Snáthaid Mhór – Poesia irlandese contemporanea
Peggy O’Brien, Spiando i ranocchi
ISBN 978-88-96263-20-4
pp. 178, € 12
“Casuale come atomi di polvere, mi posavo / su questo e quello, / un dipinto in una cornice / rassicurante, seta troppo fine da toccare”… È così che si muove Peggy O’ Brien tra le cose, sulle cose: lieve, discreta, si posa e spia, per conoscere e scoprire, facendosi parte del reale, assimilandosi al proprio sguardo che abbraccia e scopre il mistero di un quotidiano, giorno dopo giorno sempre nuovo. E nel quotidiano la poetessa si specchia e infrange, si riconosce, o più spesso si scopre un altro volto, segnato, fittamente scritto di ricordi e dolori, eppure fiero, forte. Come fiera è la poetessa nell’affrontare a viso scoperto i propri drammi esistenziali, bevendo fino in fondo anche il vuoto e il vino amaro dell’errore, commesso per amore, gioventù, o purezza sempre intatta che non cesserà di errare, ma neppure di apprendere – dal riflesso mutevole del proprio sguardo – i propri più autentici tratti/confini. Confini che talvolta occorre valicare, con un salto nell’oscuro, nell’ignoto, in direzione di una realtà interiore trasfigurata che si fa mondo estraneo all’esterno e apre le braccia per accogliere, o strozzare.

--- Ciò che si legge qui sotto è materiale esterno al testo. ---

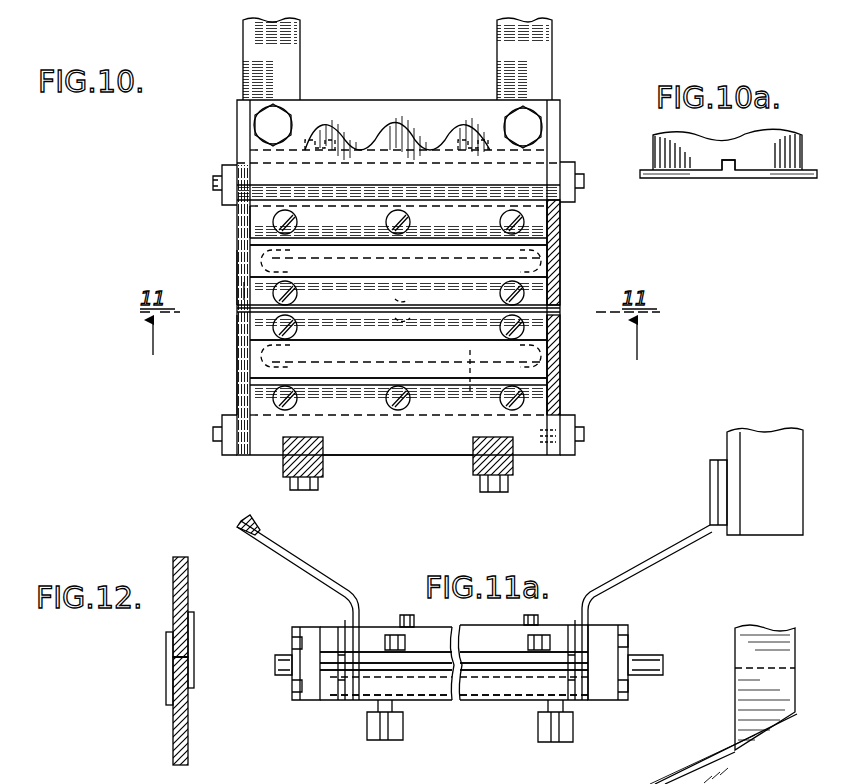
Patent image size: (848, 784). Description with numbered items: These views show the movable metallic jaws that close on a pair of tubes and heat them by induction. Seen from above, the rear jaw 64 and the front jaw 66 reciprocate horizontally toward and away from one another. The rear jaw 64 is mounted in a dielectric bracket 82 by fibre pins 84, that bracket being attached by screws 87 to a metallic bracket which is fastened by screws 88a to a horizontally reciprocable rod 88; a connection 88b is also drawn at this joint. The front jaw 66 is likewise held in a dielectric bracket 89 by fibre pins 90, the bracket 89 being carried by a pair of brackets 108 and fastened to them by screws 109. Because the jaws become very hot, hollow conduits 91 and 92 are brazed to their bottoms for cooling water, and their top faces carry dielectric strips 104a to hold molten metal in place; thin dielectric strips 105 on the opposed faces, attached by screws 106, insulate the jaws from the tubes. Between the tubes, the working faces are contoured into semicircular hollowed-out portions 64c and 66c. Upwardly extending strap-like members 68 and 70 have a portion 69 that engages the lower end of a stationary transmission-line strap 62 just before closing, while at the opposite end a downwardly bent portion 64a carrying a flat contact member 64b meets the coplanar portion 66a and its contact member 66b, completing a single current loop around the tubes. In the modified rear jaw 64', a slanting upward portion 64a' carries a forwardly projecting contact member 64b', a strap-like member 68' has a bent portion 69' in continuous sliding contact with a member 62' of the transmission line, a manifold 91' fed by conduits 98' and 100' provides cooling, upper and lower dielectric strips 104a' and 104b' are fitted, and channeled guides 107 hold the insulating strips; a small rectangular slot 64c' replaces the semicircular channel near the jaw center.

C’è nella poesia della O’ Brien il desiderio struggente – misto alla paura mai invalidante – di ricomporre i frammenti del Sé in un Tutto mai armonico, mai statico, bensì sempre mobile nel segno di una rapida metamorfosi di presente ed esperienza, vissuti, rivissuti e proiettati in qualche altrove mai idilliaco né ideale, e però sempre territorio d’inesausta esplorazione.
Dalla Prefazione di Chiara De Luca
Malamute
Maltempo mandato a temprarci.
Stanotte la porta che dà a Nord
è socchiusa e la fiamma ossidrica
spara a raffica da una fessura.
Ora sì sappiamo che zero
è più di un mero concetto,
non nulla quando può esserci
meno di questo nulla perfetto,
meno la nostra mano alla bocca,
a tagliare la tosse di un’esistenza,
stretta tra un termometro
e l’altro, sangue e mercurio.
E nel mentre questo piccolo
conforto: il malamute là fuori sul retro
che sembra avere sempre nostalgia
dell’Artico, è proprio a casa,
mentre leva i suoi ululati franti
al viso umano della luna,
emettendo guaiti rompighiaccio,
per disperdere in frantumi quel che ha dentro.